И вот когда нашли брючный ремень возле начертанного знака и показали фотографию Гиперборейцу, он определенно заявил, что это – знак жизни и что на этом пороге нет смерти. Когда же удалось заполучить настоящий ремень, экстрасенс поводил над ним руками и сказал, что человек, носивший его, в настоящее время жив и находится в тюрьме. Подобное заявление всех слегка шокировало, однако Служба на всякий случай сделала запрос в Управление исправительными учреждениями.
В тюрьмах и следственных изоляторах, а также в лагерях «орнитологов» не оказалось. Гипербореец подвергался уже откровенным издевательствам, но не обижался. Это было отличительное свойство экстрасенсов, возможно, продиктованное сильной страстью к выживанию, – они не обижались, даже если их в сердцах посылали не далеко, но выразительно.

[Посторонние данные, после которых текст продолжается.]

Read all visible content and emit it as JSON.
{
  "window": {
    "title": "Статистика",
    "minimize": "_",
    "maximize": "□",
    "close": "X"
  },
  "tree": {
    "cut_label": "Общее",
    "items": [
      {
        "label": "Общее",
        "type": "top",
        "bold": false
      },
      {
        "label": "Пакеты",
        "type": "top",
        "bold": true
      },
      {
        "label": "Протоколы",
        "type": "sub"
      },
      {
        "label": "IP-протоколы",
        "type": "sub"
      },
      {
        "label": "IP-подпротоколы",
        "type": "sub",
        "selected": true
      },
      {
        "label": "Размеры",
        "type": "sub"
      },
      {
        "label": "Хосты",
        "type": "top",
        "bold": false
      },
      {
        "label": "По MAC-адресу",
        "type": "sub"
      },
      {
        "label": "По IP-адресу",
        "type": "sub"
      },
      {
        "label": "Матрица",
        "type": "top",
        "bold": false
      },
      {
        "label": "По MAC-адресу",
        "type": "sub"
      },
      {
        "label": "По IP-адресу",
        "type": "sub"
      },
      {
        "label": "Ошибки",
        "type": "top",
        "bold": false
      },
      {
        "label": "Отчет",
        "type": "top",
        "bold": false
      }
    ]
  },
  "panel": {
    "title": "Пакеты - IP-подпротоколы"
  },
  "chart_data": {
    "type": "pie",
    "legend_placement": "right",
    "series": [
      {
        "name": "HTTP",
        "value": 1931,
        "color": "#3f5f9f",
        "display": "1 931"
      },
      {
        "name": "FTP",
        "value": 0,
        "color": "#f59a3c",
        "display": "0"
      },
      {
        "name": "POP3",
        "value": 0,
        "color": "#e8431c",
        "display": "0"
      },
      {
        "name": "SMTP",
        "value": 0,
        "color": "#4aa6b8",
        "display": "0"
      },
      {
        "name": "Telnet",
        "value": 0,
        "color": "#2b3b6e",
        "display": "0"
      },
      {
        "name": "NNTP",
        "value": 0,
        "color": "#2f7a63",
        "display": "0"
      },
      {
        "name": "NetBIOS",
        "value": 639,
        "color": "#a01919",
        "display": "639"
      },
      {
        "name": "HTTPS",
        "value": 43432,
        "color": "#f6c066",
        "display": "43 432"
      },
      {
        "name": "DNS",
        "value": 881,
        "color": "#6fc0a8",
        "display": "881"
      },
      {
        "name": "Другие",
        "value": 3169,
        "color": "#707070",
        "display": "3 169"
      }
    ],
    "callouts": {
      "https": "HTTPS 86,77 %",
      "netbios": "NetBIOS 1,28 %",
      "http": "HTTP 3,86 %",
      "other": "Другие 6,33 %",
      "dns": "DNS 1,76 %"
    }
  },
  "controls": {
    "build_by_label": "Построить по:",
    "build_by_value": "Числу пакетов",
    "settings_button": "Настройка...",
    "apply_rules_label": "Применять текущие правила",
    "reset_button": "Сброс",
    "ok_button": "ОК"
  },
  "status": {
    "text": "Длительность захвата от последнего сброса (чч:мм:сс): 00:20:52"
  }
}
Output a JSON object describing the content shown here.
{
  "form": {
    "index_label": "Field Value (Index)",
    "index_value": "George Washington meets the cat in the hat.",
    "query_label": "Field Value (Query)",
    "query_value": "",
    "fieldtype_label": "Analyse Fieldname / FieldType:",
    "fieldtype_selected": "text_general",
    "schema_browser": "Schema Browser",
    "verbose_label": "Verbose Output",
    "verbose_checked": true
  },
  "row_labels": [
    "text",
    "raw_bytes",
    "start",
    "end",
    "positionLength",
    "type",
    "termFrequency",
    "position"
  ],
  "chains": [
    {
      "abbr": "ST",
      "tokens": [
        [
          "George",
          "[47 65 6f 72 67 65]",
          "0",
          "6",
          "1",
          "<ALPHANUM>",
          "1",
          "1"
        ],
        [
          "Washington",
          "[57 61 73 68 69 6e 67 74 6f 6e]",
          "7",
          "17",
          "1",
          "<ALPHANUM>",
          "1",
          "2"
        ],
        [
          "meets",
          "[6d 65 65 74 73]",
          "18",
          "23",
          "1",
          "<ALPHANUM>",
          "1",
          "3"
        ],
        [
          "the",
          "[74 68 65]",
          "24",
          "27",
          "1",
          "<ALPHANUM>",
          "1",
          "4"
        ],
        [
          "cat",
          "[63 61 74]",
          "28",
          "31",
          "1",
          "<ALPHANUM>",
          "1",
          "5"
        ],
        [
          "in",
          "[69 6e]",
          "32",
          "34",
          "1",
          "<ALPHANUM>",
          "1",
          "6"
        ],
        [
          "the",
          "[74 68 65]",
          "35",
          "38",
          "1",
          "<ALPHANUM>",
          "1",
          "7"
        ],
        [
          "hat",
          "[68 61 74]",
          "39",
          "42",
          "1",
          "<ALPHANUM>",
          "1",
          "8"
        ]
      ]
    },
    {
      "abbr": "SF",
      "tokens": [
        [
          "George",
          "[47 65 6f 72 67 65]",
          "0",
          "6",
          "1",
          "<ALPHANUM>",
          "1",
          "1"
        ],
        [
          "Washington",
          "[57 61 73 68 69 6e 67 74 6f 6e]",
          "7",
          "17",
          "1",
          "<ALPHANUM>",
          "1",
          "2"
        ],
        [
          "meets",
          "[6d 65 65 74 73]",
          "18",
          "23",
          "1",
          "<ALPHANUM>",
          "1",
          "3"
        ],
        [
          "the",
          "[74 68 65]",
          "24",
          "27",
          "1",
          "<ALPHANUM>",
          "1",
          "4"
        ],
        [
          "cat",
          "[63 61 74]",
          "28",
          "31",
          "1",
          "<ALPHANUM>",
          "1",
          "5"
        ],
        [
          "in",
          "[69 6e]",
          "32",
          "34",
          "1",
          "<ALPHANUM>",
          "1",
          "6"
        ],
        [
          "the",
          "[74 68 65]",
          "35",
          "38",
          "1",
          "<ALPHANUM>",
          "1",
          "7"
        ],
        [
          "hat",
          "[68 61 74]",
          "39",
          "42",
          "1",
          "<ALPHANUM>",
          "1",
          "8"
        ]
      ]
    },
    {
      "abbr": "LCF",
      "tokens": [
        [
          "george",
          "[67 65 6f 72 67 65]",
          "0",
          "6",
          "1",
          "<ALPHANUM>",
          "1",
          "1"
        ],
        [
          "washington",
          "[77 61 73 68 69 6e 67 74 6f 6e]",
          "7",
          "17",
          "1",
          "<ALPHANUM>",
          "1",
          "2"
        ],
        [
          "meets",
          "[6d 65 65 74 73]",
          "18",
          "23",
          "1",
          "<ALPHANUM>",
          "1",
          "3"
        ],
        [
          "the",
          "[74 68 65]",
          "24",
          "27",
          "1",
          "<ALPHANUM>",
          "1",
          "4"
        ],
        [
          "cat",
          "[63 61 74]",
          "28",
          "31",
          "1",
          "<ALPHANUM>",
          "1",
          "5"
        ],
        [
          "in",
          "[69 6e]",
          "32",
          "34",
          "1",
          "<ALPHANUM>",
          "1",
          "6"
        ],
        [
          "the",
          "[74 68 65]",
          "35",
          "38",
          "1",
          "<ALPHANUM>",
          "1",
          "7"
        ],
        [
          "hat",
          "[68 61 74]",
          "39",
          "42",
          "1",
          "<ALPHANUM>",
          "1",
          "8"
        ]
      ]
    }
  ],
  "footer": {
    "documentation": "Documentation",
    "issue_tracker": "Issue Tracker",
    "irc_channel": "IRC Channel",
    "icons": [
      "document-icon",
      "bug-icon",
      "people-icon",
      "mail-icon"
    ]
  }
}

Однажды Иван Сергеевич показал Гиперборейцу фотографию членов экспедиции Пилицина. Видно было, что фотография старая, и всякий хитрый человек на всякий случай бы перестраховался; этот же помахал руками, всмотрелся в лица и уверенно заявил, что четыре человека из этой группы живы и здоровы. И указал на двоих в кожаных куртках и на двоих в цивильной одежде. Если бы в это число попал Авега-Соколов, то камлание Гиперборейца стало бы сенсацией.
– Может быть, этот жив? – спросил Иван Сергеевич, указывая на молодого Авегу.
Гипербореец еще раз поглядел и с присущим нахальством сказал:
– Я не вижу его живым!
Русинов и под пистолетом бы не подпустил Гиперборейца к Авеге, хотя начальство, излеченное экстрасенсами от всех мыслимых и немыслимых болезней, настоятельно рекомендовало привлечь их к разработке «источника». Однако после этого случая, чтобы окончательно развенчать «магические» способности нового сотрудника, Русинов показал ему живого Авегу. Правда, без контакта, через окно. Гипербореец неожиданно съежился, в ужасе вытаращил глаза и сделал движение, словно хотел прикрыться рукой. Авега же в своем покорно-спокойном состоянии гулял во внутреннем дворике своего дома-тюрьмы.
– Какая энергия! – захрипел Гипербореец. – Я не выдержу… Он меня душит! Поле! Поле!..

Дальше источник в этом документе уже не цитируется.